Alexis de Tocqueville en egostreling in de 21e eeuw
Alexis de Tocqueville is een belangrijke denker uit de 19e eeuw, die een aantal belangrijke werken schreef over de wisselwerking van sociale cohesie, gelijkheid en status in de maatschappij. Wat zou De Tocqueville concluderen als hij de maatschappij van nu kon bestuderen?

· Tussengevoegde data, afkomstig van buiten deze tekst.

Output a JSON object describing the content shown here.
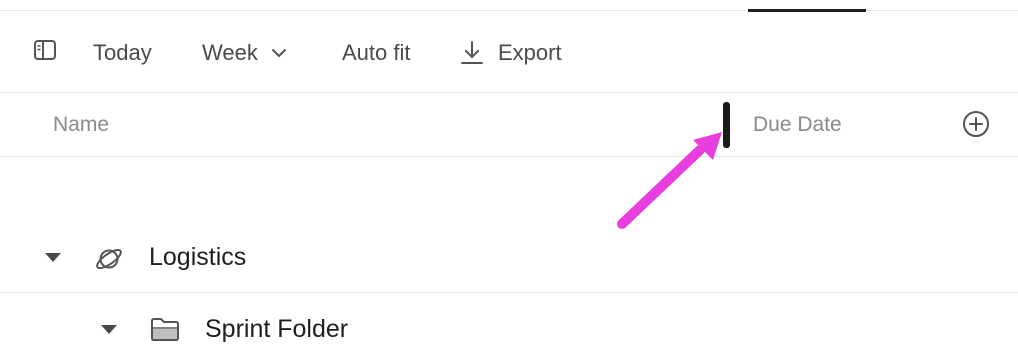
{
  "toolbar": {
    "sidebar_toggle_icon": "sidebar-panel-icon",
    "today_label": "Today",
    "week_label": "Week",
    "week_icon": "chevron-down-icon",
    "autofit_label": "Auto fit",
    "export_label": "Export",
    "export_icon": "download-icon"
  },
  "columns": {
    "name_label": "Name",
    "due_date_label": "Due Date",
    "add_icon": "plus-circle-icon"
  },
  "annotation": {
    "arrow_color": "#e83ee0"
  },
  "rows": [
    {
      "label": "Logistics",
      "icon": "planet-icon",
      "caret": "caret-down-icon"
    },
    {
      "label": "Sprint Folder",
      "icon": "folder-icon",
      "caret": "caret-down-icon"
    }
  ]
}
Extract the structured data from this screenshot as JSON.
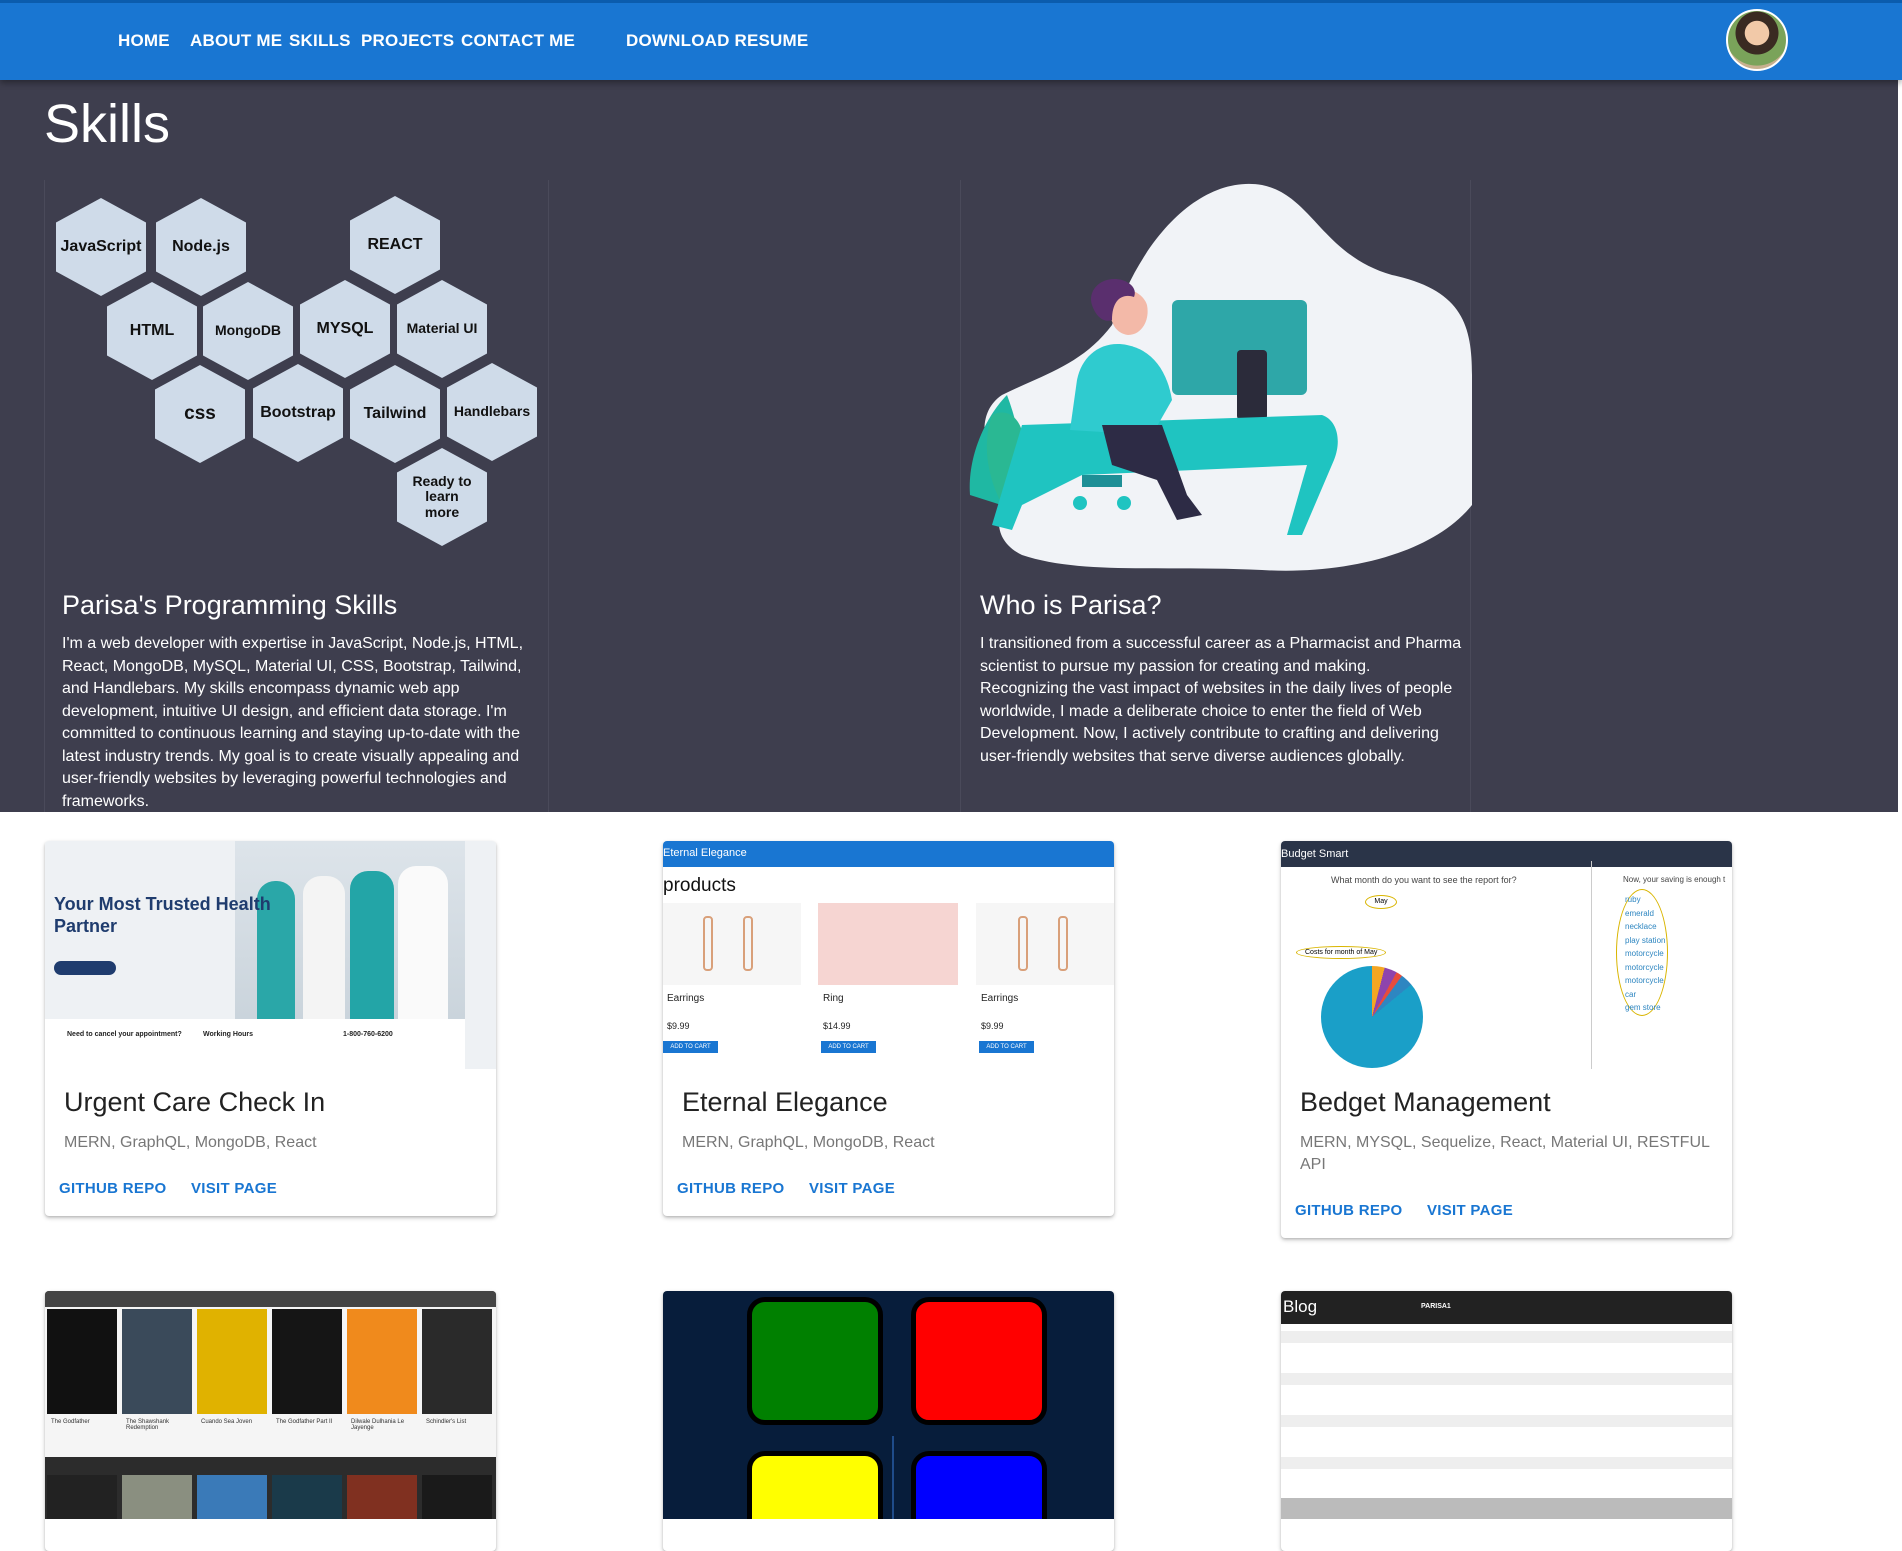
{
  "nav": {
    "links": [
      "HOME",
      "ABOUT ME",
      "SKILLS",
      "PROJECTS",
      "CONTACT ME",
      "DOWNLOAD RESUME"
    ]
  },
  "skills": {
    "title": "Skills",
    "hexes": [
      "JavaScript",
      "Node.js",
      "REACT",
      "HTML",
      "MongoDB",
      "MYSQL",
      "Material UI",
      "css",
      "Bootstrap",
      "Tailwind",
      "Handlebars",
      "Ready to learn more"
    ],
    "programming": {
      "heading": "Parisa's Programming Skills",
      "text": "I'm a web developer with expertise in JavaScript, Node.js, HTML, React, MongoDB, MySQL, Material UI, CSS, Bootstrap, Tailwind, and Handlebars. My skills encompass dynamic web app development, intuitive UI design, and efficient data storage. I'm committed to continuous learning and staying up-to-date with the latest industry trends. My goal is to create visually appealing and user-friendly websites by leveraging powerful technologies and frameworks."
    },
    "who": {
      "heading": "Who is Parisa?",
      "text": "I transitioned from a successful career as a Pharmacist and Pharma scientist to pursue my passion for creating and making. Recognizing the vast impact of websites in the daily lives of people worldwide, I made a deliberate choice to enter the field of Web Development. Now, I actively contribute to crafting and delivering user-friendly websites that serve diverse audiences globally."
    }
  },
  "projects": [
    {
      "title": "Urgent Care Check In",
      "tech": "MERN, GraphQL, MongoDB, React",
      "github": "GITHUB REPO",
      "visit": "VISIT PAGE",
      "screenshot_text": {
        "headline": "Your Most Trusted Health Partner",
        "phone": "1-800-760-6200",
        "cancel": "Need to cancel your appointment?",
        "hours": "Working Hours"
      }
    },
    {
      "title": "Eternal Elegance",
      "tech": "MERN, GraphQL, MongoDB, React",
      "github": "GITHUB REPO",
      "visit": "VISIT PAGE",
      "screenshot_text": {
        "brand": "Eternal Elegance",
        "heading": "products",
        "items": [
          {
            "name": "Earrings",
            "price": "$9.99"
          },
          {
            "name": "Ring",
            "price": "$14.99"
          },
          {
            "name": "Earrings",
            "price": "$9.99"
          }
        ],
        "cart": "ADD TO CART"
      }
    },
    {
      "title": "Bedget Management",
      "tech": "MERN, MYSQL, Sequelize, React, Material UI, RESTFUL API",
      "github": "GITHUB REPO",
      "visit": "VISIT PAGE",
      "screenshot_text": {
        "brand": "Budget Smart",
        "question": "What month do you want to see the report for?",
        "month": "May",
        "costs": "Costs for month of May",
        "saving": "Now, your saving is enough t",
        "list": [
          "ruby",
          "emerald",
          "necklace",
          "play station",
          "motorcycle",
          "motorcycle",
          "motorcycle",
          "car",
          "gem store"
        ]
      }
    },
    {
      "screenshot_text": {
        "movies": [
          "The Godfather",
          "The Shawshank Redemption",
          "Cuando Sea Joven",
          "The Godfather Part II",
          "Dilwale Dulhania Le Jayenge",
          "Schindler's List"
        ]
      }
    },
    {
      "screenshot_text": {}
    },
    {
      "screenshot_text": {
        "brand": "Blog",
        "user": "PARISA1"
      }
    }
  ],
  "colors": {
    "nav": "#1976d2",
    "skills_bg": "#3e3e4e",
    "hex": "#cfdbe9",
    "link": "#1976d2"
  }
}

De sociologie van Alexis de Tocqueville
De 19e eeuw was een periode waarin een toenemende modernisering plaatsvond. Alexis de Tocqueville, een belangrijke historicus/socioloog/politiek wetenschapper/ filosoof (Pope, 1986, p. 12) uit die tijd zag in de modernisering vooral het proces van toenemende sociale gelijkheid. “Hij beschouwde de gelijkheid van bestaanscondities als het grondmerk van het moderne, democratische cultuurpatroon” (Loo, 1990, p. 170). De sociale status van mensen is steeds minder afhankelijk van zaken die hij zelf niet in de hand heeft, zoals de stand en de familie waarin hij wordt geboren, maar meer van zaken waar hij zelf invloed op heeft, zoals uiterlijk vertoon. In de 21e eeuw is de mogelijkheid om de sociale status te verhogen bij velen de oorzaak van een doorgeschoten en voortdurende zucht om erkenning en promotie.

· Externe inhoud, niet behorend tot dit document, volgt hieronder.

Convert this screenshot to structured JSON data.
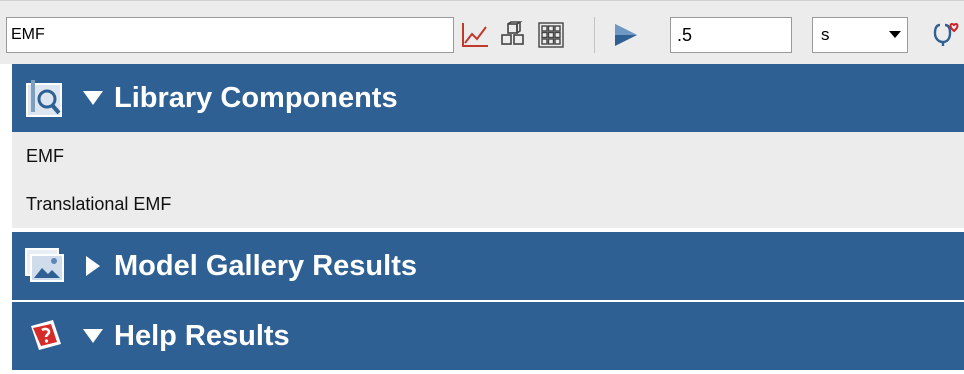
{
  "toolbar": {
    "search_value": "EMF",
    "stop_time_value": ".5",
    "stop_time_unit": "s",
    "icons": [
      "chart-icon",
      "blocks-icon",
      "library-grid-icon",
      "play-icon",
      "stethoscope-icon"
    ],
    "accent_color": "#2f6094"
  },
  "sections": {
    "library": {
      "title": "Library Components",
      "expanded": true,
      "items": [
        "EMF",
        "Translational EMF"
      ]
    },
    "gallery": {
      "title": "Model Gallery Results",
      "expanded": false
    },
    "help": {
      "title": "Help Results",
      "expanded": true
    }
  }
}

Doordat iedereen in principe gelijk is en sociale posities niet langer vaststaan, heeft iedereen de kans om zichzelf optimaal te ontwikkelen. Iedereen is gelijk, en daarom wil ieder ook een meerdere zijn tegenover zijn gelijken. Het wordt in de moderne maatschappij als een deugd gezien om persoonlijke ambities na te streven en aldus de sociale status te verhogen. De moderne mens is voortdurend verwikkeld in een concurrentiestrijd. Doordat mensen zich steeds weer willen onderscheiden van hun medemens, raken zij in een isolement. Zij kunnen niet meer terugvallen op instituten als de kerk en ook het gezin staat op steeds lossere schroeven (Putnam, 1995, p. 671). Het individu komt hierdoor meer en meer op zichzelf te staan.
Verenigingszucht
In het Amerika waarin De Tocqueville leefde, dat van 1840, werd het toenemende individualisme opgevangen door ‘verenigingszucht’ (Loo, 1990, p. 171). Als burgers in het Amerika van toen iets wilden ondernemen, bundelden zij hun krachten zodat er naar hen geluisterd werd en hun eisen ingewilligd werden. In het Amerika van nu, en ook in het Europa van nu, is die drang tot vereniging niet meer zo sterk aanwezig. De tijd die besteed wordt aan clubs en organisaties is sinds 1965 met ongeveer de helft gedaald. Dat komt vooral doordat men het te druk heeft de 24-uurseconomie in stand te houden en doordat men zichzelf welvarend genoeg vindt. Mensen gaan derhalve steeds minder met elkaar om (Putnam, 1995, p. 666) en komen steeds meer als losse elementen naast elkaar te staan. “Divided, weak, and free to pursue their materialistic goals, the citizens seldom actively seek to oppose the government. Even should they desire to do so, they lack the means – that is, the power of organisation” (Pope, 1986, p. 142).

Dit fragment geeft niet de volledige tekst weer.